鼠の目#383(ほぼ全文はリンクで)

鼠の目・これまでの梗概

恐喝


後学のためにヤクザの恐喝方法を教えといてやろう。

例えばな、あるカタギからヤクザが金を巻き上げようとする。

多分、そのときヤツらは二人で来るはずだ。

なんで二人かは、このまま読んでりゃわかる。

まず恰幅のいい重役然とした男が会話の口火を切るはずだ。

こうこうというわけだから、金を寄越せ、あるいは権利を寄越せ、とね。

それは当然ながら極めて理不尽な要求なのだから、誰しも拒否する。

さ、これからだ。

ヤクザのヤクザたる本質が画然となるのは。

もうひとり、いかにもヤクザ然とした男が暴力の匂いをプンプンさせながら吠え出す。

「てめぇ、黙って聞いてりゃ図に乗りやがって。

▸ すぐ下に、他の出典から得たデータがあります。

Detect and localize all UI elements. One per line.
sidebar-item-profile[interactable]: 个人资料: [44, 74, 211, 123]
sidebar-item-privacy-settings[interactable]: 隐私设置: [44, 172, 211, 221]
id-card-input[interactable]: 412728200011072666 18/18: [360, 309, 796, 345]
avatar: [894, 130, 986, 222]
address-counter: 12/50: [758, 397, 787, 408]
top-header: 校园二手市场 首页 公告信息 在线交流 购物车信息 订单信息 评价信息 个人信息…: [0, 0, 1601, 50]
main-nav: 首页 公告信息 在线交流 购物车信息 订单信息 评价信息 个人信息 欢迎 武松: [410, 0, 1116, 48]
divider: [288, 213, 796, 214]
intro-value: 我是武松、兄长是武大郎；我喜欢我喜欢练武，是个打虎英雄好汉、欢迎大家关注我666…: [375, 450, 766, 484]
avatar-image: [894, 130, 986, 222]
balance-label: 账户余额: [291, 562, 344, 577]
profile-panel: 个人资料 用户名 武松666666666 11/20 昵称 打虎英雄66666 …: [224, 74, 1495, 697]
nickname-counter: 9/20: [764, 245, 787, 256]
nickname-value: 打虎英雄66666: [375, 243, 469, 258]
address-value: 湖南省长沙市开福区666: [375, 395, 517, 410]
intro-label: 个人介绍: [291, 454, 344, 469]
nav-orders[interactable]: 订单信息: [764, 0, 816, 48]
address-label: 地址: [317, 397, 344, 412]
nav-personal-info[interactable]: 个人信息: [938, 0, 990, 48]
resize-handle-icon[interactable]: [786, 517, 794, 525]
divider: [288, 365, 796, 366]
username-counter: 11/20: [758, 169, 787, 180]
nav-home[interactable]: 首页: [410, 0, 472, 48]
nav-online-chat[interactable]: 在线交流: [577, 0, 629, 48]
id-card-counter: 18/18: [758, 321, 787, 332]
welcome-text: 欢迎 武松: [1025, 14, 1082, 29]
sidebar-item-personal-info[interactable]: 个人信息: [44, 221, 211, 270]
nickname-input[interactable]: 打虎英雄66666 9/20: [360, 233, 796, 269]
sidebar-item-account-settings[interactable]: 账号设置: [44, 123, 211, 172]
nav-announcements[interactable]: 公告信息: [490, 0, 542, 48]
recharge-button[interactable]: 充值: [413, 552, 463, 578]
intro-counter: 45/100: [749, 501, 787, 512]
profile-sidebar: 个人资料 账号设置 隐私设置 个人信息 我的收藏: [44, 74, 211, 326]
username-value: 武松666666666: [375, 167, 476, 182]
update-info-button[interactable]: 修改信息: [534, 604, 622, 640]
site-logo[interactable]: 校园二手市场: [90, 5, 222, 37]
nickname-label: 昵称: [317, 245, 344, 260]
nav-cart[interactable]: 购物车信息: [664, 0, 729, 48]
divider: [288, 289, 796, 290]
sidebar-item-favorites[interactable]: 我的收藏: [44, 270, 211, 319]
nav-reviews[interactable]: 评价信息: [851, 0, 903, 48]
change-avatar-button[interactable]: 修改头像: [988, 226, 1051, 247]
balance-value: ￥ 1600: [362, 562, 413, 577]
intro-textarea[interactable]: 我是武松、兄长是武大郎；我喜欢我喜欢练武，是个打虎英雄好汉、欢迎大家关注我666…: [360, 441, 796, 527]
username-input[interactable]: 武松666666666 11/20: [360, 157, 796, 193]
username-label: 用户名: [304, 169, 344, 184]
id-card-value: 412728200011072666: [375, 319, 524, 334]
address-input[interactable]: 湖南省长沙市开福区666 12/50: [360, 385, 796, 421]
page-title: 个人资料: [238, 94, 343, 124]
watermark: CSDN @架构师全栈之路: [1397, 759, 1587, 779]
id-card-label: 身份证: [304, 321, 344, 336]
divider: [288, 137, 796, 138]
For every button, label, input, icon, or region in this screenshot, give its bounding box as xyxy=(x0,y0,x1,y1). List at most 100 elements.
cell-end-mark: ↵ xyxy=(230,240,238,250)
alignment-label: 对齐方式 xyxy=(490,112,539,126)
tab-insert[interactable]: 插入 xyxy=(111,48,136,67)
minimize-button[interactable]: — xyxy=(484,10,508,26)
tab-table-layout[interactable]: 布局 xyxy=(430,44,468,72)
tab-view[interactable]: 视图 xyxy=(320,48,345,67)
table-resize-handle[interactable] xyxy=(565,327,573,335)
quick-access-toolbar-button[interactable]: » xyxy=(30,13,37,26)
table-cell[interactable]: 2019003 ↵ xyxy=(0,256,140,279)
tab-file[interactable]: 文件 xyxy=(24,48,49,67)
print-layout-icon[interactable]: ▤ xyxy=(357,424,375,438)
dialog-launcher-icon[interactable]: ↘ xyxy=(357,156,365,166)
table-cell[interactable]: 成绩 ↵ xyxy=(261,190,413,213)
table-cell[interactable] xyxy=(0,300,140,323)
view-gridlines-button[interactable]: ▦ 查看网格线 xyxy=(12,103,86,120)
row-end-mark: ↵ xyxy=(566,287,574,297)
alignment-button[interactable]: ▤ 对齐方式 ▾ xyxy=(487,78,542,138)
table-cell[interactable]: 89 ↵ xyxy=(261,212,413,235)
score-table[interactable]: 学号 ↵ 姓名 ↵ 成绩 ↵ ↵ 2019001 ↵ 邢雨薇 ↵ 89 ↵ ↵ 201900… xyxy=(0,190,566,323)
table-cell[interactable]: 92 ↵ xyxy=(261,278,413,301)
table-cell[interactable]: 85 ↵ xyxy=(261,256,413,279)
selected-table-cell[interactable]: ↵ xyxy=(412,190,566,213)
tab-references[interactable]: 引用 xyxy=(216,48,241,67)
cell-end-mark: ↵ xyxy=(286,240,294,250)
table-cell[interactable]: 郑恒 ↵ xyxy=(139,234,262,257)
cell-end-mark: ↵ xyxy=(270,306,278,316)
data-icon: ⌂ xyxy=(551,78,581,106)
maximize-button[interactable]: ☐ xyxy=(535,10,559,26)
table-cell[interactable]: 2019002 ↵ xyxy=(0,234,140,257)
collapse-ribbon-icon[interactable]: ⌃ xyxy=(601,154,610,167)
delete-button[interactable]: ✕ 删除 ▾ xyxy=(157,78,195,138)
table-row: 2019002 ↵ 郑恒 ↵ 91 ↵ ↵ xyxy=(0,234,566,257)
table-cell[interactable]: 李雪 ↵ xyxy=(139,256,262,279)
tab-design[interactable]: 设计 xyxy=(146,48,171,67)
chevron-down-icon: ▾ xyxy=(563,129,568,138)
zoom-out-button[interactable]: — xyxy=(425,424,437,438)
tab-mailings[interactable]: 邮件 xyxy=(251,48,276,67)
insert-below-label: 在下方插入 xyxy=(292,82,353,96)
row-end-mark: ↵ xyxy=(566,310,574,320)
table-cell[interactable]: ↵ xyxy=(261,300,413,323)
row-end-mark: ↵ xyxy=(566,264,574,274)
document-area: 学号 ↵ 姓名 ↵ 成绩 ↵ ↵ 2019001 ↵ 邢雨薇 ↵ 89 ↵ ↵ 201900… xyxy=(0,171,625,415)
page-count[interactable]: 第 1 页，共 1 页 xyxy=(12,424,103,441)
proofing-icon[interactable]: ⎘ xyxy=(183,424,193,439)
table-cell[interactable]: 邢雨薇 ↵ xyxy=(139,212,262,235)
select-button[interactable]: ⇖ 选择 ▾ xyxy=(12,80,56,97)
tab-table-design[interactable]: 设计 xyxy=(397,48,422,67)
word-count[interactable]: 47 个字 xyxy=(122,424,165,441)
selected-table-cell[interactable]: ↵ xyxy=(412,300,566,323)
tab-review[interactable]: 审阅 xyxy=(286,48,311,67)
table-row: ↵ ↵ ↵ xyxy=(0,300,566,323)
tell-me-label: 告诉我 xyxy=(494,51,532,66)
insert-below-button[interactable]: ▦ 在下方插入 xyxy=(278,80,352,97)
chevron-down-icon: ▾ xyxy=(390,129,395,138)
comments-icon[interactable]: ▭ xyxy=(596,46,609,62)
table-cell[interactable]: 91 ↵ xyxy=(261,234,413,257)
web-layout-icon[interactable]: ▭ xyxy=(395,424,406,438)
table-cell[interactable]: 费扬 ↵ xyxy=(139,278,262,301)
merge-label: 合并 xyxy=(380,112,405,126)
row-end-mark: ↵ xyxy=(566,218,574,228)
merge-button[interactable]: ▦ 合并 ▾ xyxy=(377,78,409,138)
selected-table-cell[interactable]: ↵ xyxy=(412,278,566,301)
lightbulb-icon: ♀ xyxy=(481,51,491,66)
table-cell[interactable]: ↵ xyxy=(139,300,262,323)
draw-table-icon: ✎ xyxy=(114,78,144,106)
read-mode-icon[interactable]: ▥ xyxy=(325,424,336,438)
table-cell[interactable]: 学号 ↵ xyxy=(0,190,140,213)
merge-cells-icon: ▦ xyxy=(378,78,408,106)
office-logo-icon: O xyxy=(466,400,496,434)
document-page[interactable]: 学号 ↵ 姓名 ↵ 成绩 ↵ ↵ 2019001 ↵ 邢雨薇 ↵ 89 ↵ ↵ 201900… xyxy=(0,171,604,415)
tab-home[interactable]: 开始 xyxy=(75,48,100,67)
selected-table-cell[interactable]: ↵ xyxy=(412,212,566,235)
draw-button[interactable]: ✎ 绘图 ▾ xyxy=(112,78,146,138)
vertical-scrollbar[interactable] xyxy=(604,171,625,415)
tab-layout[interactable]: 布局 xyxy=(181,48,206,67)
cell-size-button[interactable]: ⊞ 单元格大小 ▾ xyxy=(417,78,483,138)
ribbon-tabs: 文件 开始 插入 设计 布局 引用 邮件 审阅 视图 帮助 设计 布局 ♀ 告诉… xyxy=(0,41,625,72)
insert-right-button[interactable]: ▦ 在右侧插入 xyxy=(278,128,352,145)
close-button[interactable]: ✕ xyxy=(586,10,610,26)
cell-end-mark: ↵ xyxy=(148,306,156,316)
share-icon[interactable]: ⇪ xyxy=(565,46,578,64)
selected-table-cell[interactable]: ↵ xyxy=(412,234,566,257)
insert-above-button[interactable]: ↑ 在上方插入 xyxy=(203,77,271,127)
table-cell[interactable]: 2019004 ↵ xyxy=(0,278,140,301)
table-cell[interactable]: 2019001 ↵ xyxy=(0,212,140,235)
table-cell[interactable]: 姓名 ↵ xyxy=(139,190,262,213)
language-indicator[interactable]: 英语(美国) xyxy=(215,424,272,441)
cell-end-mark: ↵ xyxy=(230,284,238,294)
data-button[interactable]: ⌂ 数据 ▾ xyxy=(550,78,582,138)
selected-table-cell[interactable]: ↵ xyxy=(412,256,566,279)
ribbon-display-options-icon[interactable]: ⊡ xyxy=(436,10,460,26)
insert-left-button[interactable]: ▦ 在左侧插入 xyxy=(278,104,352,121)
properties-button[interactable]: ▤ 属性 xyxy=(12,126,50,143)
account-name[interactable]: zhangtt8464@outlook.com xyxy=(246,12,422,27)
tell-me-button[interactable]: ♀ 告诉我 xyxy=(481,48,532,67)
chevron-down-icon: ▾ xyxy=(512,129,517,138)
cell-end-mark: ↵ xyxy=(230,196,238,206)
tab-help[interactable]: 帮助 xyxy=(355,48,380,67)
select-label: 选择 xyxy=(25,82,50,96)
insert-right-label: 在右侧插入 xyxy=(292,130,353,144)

ナメんじゃねぞ。こっちだてガキの使いじゃねぇんだ。はい、そうですかで帰ると思うなよ」とくる。

大声で。

しかもフトコロの匕首が見えるようにしながら。

常識は当然通じない。

ヤクザなのだから。

まわりの怯えたような視線も居心地が悪い。

助けを求めようにも、誰も後難を怖れて近寄りもしない。

机を叩きつける、聞くに堪えない罵声を浴びせる。

恐怖に支配され、思うように声もでないし、身体は強張ったままだ。

そこで、最初の重役然とした男がとりなすようにいう。

「まぁ、まぁ。そう荒立てても前に進まない。じゃあ、どうです、カクカクシカジカの条件でどうですか」と最初から企図してある落としどころを提示するはずだ。

まず健全な判断はできないだろう。

今、ここにいる二人から逃げ去りたいだけの心情にある。

そこになんとか呑めそうな条件が提示される。

諾ける。

恐喝成立だ。

拒否したら?

簡単さ。

果てしないループが続くんだ。

最終的にヤクザの要求を呑むまでね。